Frankfurter Allgemeine Zeitung, 23.02.2005

Thomas Wagner reviews the Gerhard Richter retrospective in Dusseldorf's K20 museum. In 1977 Richter wrote: "the underlying precondition for my new works is the same as ever: I have nothing to communicate, there is nothing to communicate, painting can never be communication, and the missing message will not materialise through hard work, defiance, lunacy or any other tricks." Almost 30 years later, the K20 exhibit remains a gesture without message, writes Wagner. "The exhibition shows that Richter's work has cast a fog of insecurity and doubt over the real, doggedly avoiding the gaze that seeks to pin it down and fathom its depths. What remains are delicately painted after-images of loss." Despite its many strengths Wagner's criticism is that the exhibition "lacked the courage to highlight Richter's later works, and to assess his entire oeuvre in their light. Looking backwards over Richter's earlier works would give them a fresh face that cannot emerge from a thematically curated show. Some of the rooms have a nostalgic feel, and the last works seem only to provide a routine conclusion."
The Gerhard Richter retrospective can be seen at the Kunstsammlung Nordrhein-Westfalen K20 in Dusseldorf until 16 May. On 4 June it will travel to the Lenbachhause gallery in Munich. The catalogue, published by the Richter Verlag costs 29 Euros.

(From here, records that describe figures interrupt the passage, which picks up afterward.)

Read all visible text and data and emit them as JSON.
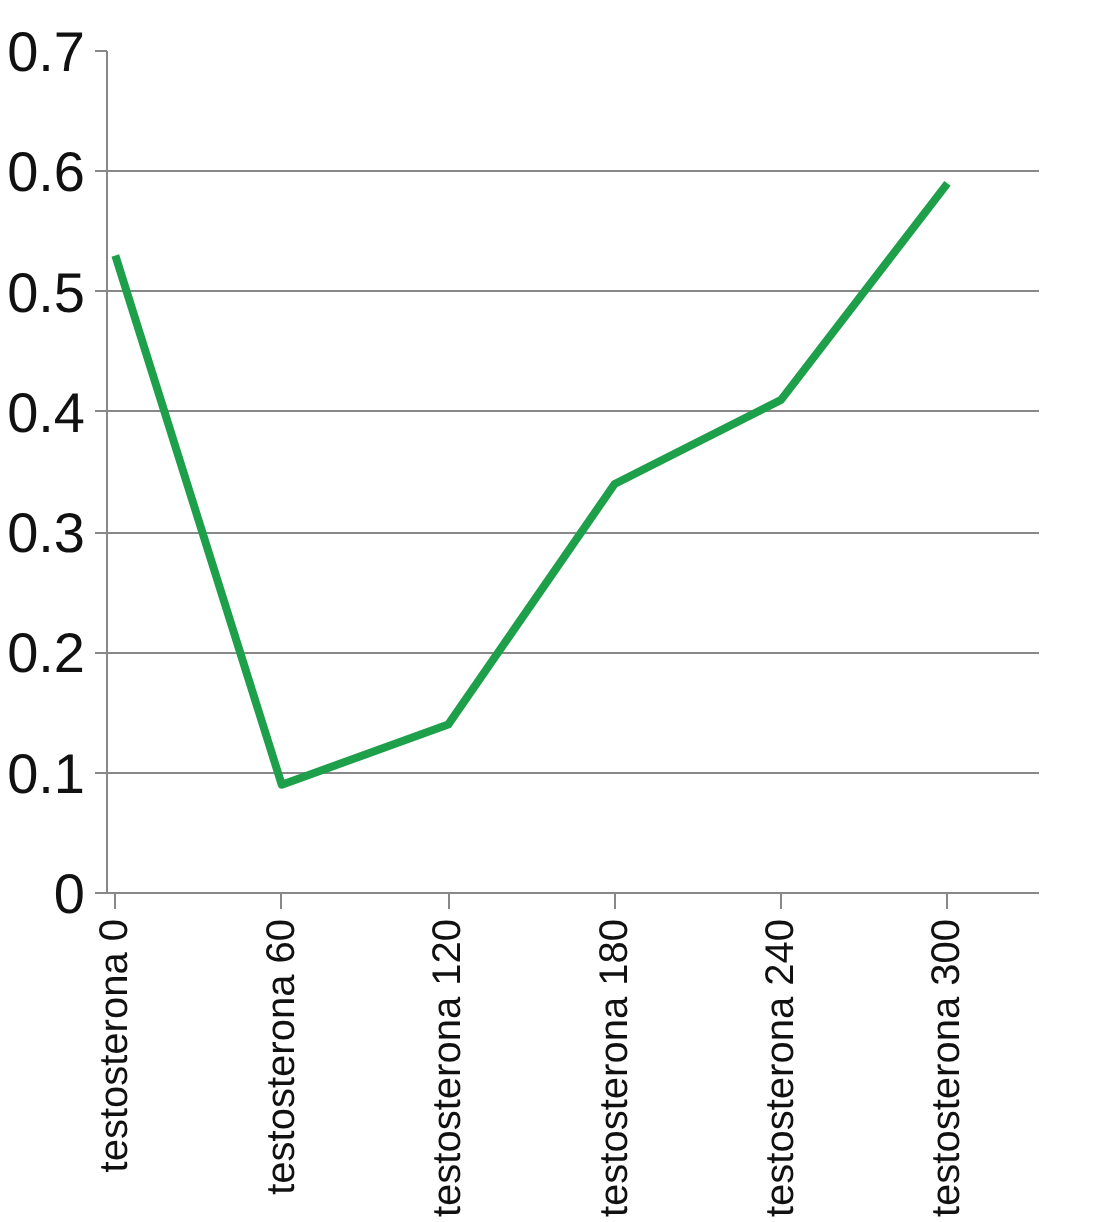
{
  "chart_data": {
    "type": "line",
    "categories": [
      "testosterona 0",
      "testosterona 60",
      "testosterona 120",
      "testosterona 180",
      "testosterona 240",
      "testosterona 300"
    ],
    "series": [
      {
        "color": "#1ea04a",
        "values": [
          0.53,
          0.09,
          0.14,
          0.34,
          0.41,
          0.59
        ]
      }
    ],
    "ylim": [
      0,
      0.7
    ],
    "yticks": [
      0,
      0.1,
      0.2,
      0.3,
      0.4,
      0.5,
      0.6,
      0.7
    ],
    "grid": "y",
    "marker": "none",
    "line_style": "solid"
  }
}
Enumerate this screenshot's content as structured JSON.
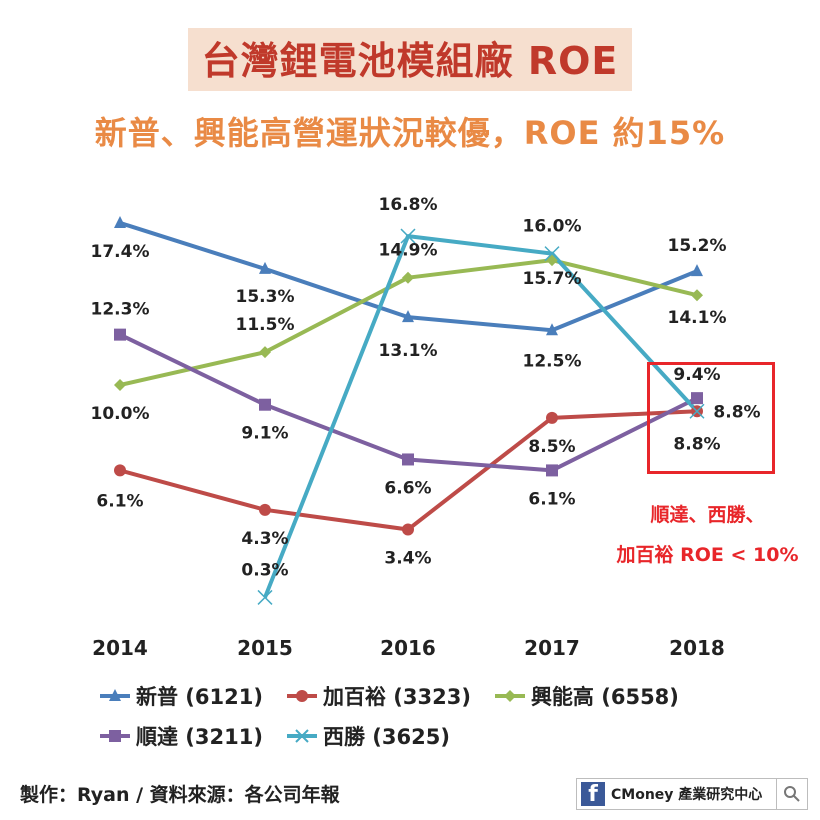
{
  "title": "台灣鋰電池模組廠 ROE",
  "subtitle": "新普、興能高營運狀況較優，ROE 約15%",
  "note_line1": "順達、西勝、",
  "note_line2": "加百裕 ROE < 10%",
  "footer": "製作：Ryan / 資料來源：各公司年報",
  "brand": {
    "icon": "f",
    "text": "CMoney 產業研究中心",
    "search_icon": "search-icon"
  },
  "chart_data": {
    "type": "line",
    "categories": [
      "2014",
      "2015",
      "2016",
      "2017",
      "2018"
    ],
    "series": [
      {
        "name": "新普 (6121)",
        "color": "#4a7ebb",
        "marker": "triangle",
        "values": [
          17.4,
          15.3,
          13.1,
          12.5,
          15.2
        ],
        "labels": [
          "17.4%",
          "15.3%",
          "13.1%",
          "12.5%",
          "15.2%"
        ]
      },
      {
        "name": "加百裕 (3323)",
        "color": "#be4b48",
        "marker": "circle",
        "values": [
          6.1,
          4.3,
          3.4,
          8.5,
          8.8
        ],
        "labels": [
          "6.1%",
          "4.3%",
          "3.4%",
          "8.5%",
          "8.8%"
        ]
      },
      {
        "name": "興能高 (6558)",
        "color": "#98b954",
        "marker": "diamond",
        "values": [
          10.0,
          11.5,
          14.9,
          15.7,
          14.1
        ],
        "labels": [
          "10.0%",
          "11.5%",
          "14.9%",
          "15.7%",
          "14.1%"
        ]
      },
      {
        "name": "順達 (3211)",
        "color": "#7d60a0",
        "marker": "square",
        "values": [
          12.3,
          9.1,
          6.6,
          6.1,
          9.4
        ],
        "labels": [
          "12.3%",
          "9.1%",
          "6.6%",
          "6.1%",
          "9.4%"
        ]
      },
      {
        "name": "西勝 (3625)",
        "color": "#46aac4",
        "marker": "x",
        "values": [
          null,
          0.3,
          16.8,
          16.0,
          8.8
        ],
        "labels": [
          null,
          "0.3%",
          "16.8%",
          "16.0%",
          "8.8%"
        ]
      }
    ],
    "legend_position": "bottom",
    "grid": false
  }
}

Berlin is the only city in the world with three subsidised opera houses, but also the only city which does not take pride in this heritage, relentlessly trying to make cuts. Yesterday, Michael Schindhelm was installed as the general director of all three houses, and Eleonore Büning comments: "Schindhelm has given half a dozen interviews in recent weeks in which he talked about his love of opera and described the artistic status of the three Berlin opera houses. But his statements have tended to be rather cloudy, short on facts and often contradictory. Moreover, he has failed to provide any concrete information about how he intends to accomplish the major task at hand. Namely to save 17.2 million Euros by 2009."

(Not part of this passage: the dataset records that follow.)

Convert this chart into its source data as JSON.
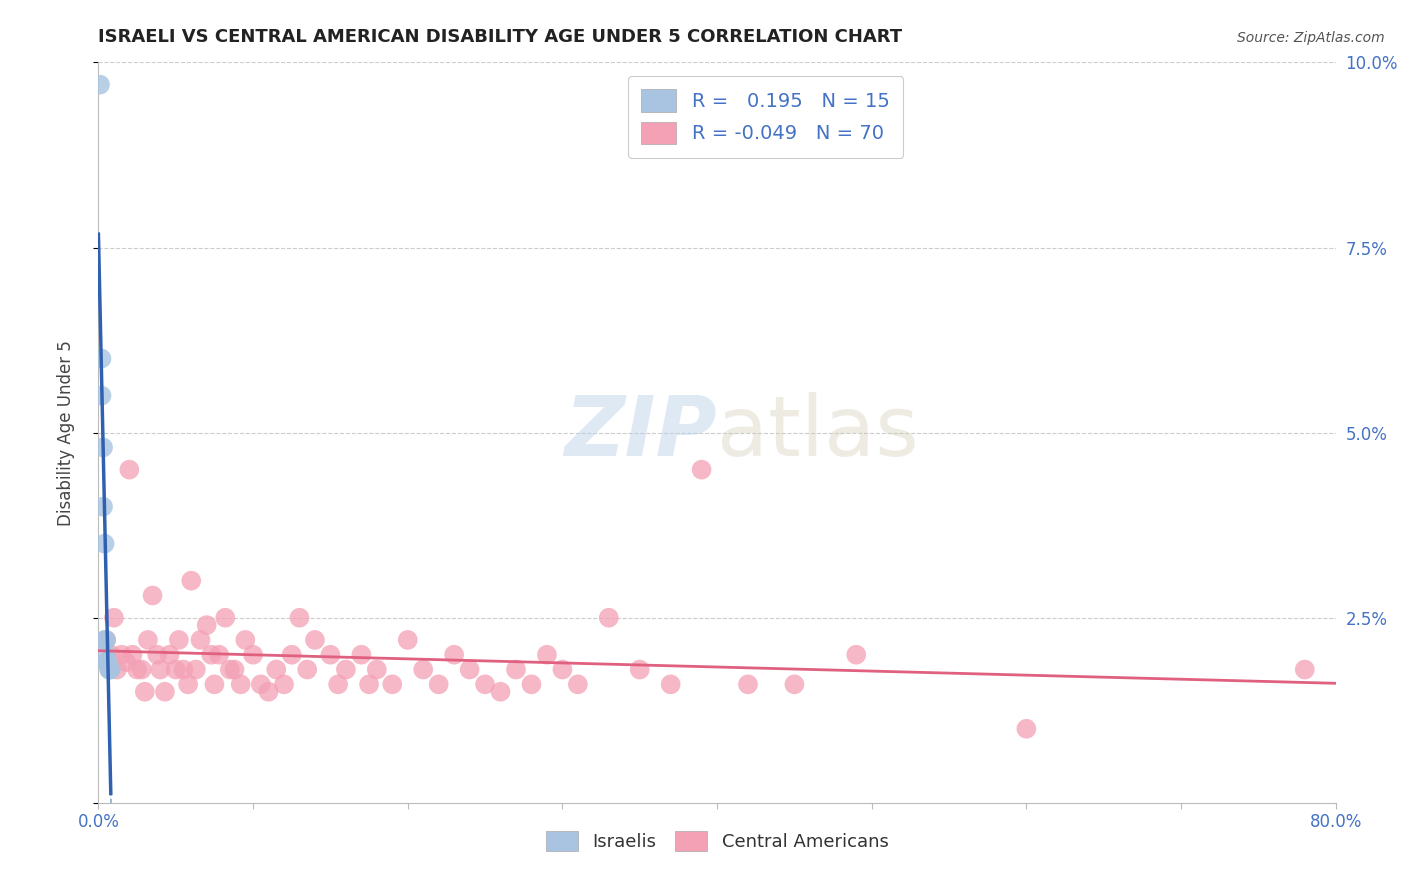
{
  "title": "ISRAELI VS CENTRAL AMERICAN DISABILITY AGE UNDER 5 CORRELATION CHART",
  "source": "Source: ZipAtlas.com",
  "ylabel": "Disability Age Under 5",
  "watermark_zip": "ZIP",
  "watermark_atlas": "atlas",
  "xlim": [
    0.0,
    0.8
  ],
  "ylim": [
    0.0,
    0.1
  ],
  "xticks": [
    0.0,
    0.8
  ],
  "xtick_labels": [
    "0.0%",
    "80.0%"
  ],
  "yticks": [
    0.0,
    0.025,
    0.05,
    0.075,
    0.1
  ],
  "ytick_labels_right": [
    "",
    "2.5%",
    "5.0%",
    "7.5%",
    "10.0%"
  ],
  "grid_yticks": [
    0.025,
    0.05,
    0.075,
    0.1
  ],
  "R_israeli": 0.195,
  "N_israeli": 15,
  "R_central": -0.049,
  "N_central": 70,
  "israeli_color": "#a8c4e0",
  "central_color": "#f4a0b5",
  "israeli_line_color": "#3060b0",
  "central_line_color": "#e06080",
  "title_color": "#222222",
  "axis_label_color": "#4472c4",
  "source_color": "#555555",
  "background_color": "#ffffff",
  "grid_color": "#cccccc",
  "spine_color": "#bbbbbb",
  "israeli_x": [
    0.001,
    0.002,
    0.002,
    0.003,
    0.003,
    0.004,
    0.004,
    0.005,
    0.005,
    0.005,
    0.006,
    0.006,
    0.007,
    0.007,
    0.008
  ],
  "israeli_y": [
    0.097,
    0.06,
    0.055,
    0.048,
    0.04,
    0.035,
    0.022,
    0.022,
    0.02,
    0.019,
    0.019,
    0.019,
    0.018,
    0.018,
    0.018
  ],
  "central_x": [
    0.005,
    0.008,
    0.01,
    0.012,
    0.015,
    0.018,
    0.02,
    0.022,
    0.025,
    0.028,
    0.03,
    0.032,
    0.035,
    0.038,
    0.04,
    0.043,
    0.046,
    0.05,
    0.052,
    0.055,
    0.058,
    0.06,
    0.063,
    0.066,
    0.07,
    0.073,
    0.075,
    0.078,
    0.082,
    0.085,
    0.088,
    0.092,
    0.095,
    0.1,
    0.105,
    0.11,
    0.115,
    0.12,
    0.125,
    0.13,
    0.135,
    0.14,
    0.15,
    0.155,
    0.16,
    0.17,
    0.175,
    0.18,
    0.19,
    0.2,
    0.21,
    0.22,
    0.23,
    0.24,
    0.25,
    0.26,
    0.27,
    0.28,
    0.29,
    0.3,
    0.31,
    0.33,
    0.35,
    0.37,
    0.39,
    0.42,
    0.45,
    0.49,
    0.6,
    0.78
  ],
  "central_y": [
    0.022,
    0.02,
    0.025,
    0.018,
    0.02,
    0.019,
    0.045,
    0.02,
    0.018,
    0.018,
    0.015,
    0.022,
    0.028,
    0.02,
    0.018,
    0.015,
    0.02,
    0.018,
    0.022,
    0.018,
    0.016,
    0.03,
    0.018,
    0.022,
    0.024,
    0.02,
    0.016,
    0.02,
    0.025,
    0.018,
    0.018,
    0.016,
    0.022,
    0.02,
    0.016,
    0.015,
    0.018,
    0.016,
    0.02,
    0.025,
    0.018,
    0.022,
    0.02,
    0.016,
    0.018,
    0.02,
    0.016,
    0.018,
    0.016,
    0.022,
    0.018,
    0.016,
    0.02,
    0.018,
    0.016,
    0.015,
    0.018,
    0.016,
    0.02,
    0.018,
    0.016,
    0.025,
    0.018,
    0.016,
    0.045,
    0.016,
    0.016,
    0.02,
    0.01,
    0.018
  ],
  "isr_line_x0": 0.0,
  "isr_line_x1": 0.008,
  "isr_line_dash_x0": 0.001,
  "isr_line_dash_x1": 0.27,
  "cen_line_x0": 0.0,
  "cen_line_x1": 0.8
}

Die Tageszeitung, 23.02.2005


Dirk Knipphals reviews Wolfgang Kraushaar's study of Rudi Dutschke, the central figure of the '68 student revolt in Germany. The study, "Rudi Dutschke und der bewaffnete kampf" (Rudi Dutschke and the Armed Struggle), is published by the Hamburg Institute for Social Research in a volume dedicated to Dutschke, Andreas Baader and the Red Army Faction (RAF). Knipphals commends the author's avoidance of stereotyping the '68 movement "either as a wild time when people still believed in utopias, or as doom itself, when all values were thrown to the winds". Portraying the student leader in clear, unemotional language, Kraushaar's study reveals that it was Dutschke who first developed the concept of the urban guerilla. "The concept of the urban guerilla, which was indispensable for the mental make-up of the RAF, is not just a product of the degeneration and despair of the '68 movement, as many believe. Rudi Dutschke had already created the concept in 1966, using theoretical fragments fom Che Guevara and Carl Schmitt's theory of the partisan." The study goes on to show how Dutschke distanced himself from the RAF violence in the early 70s.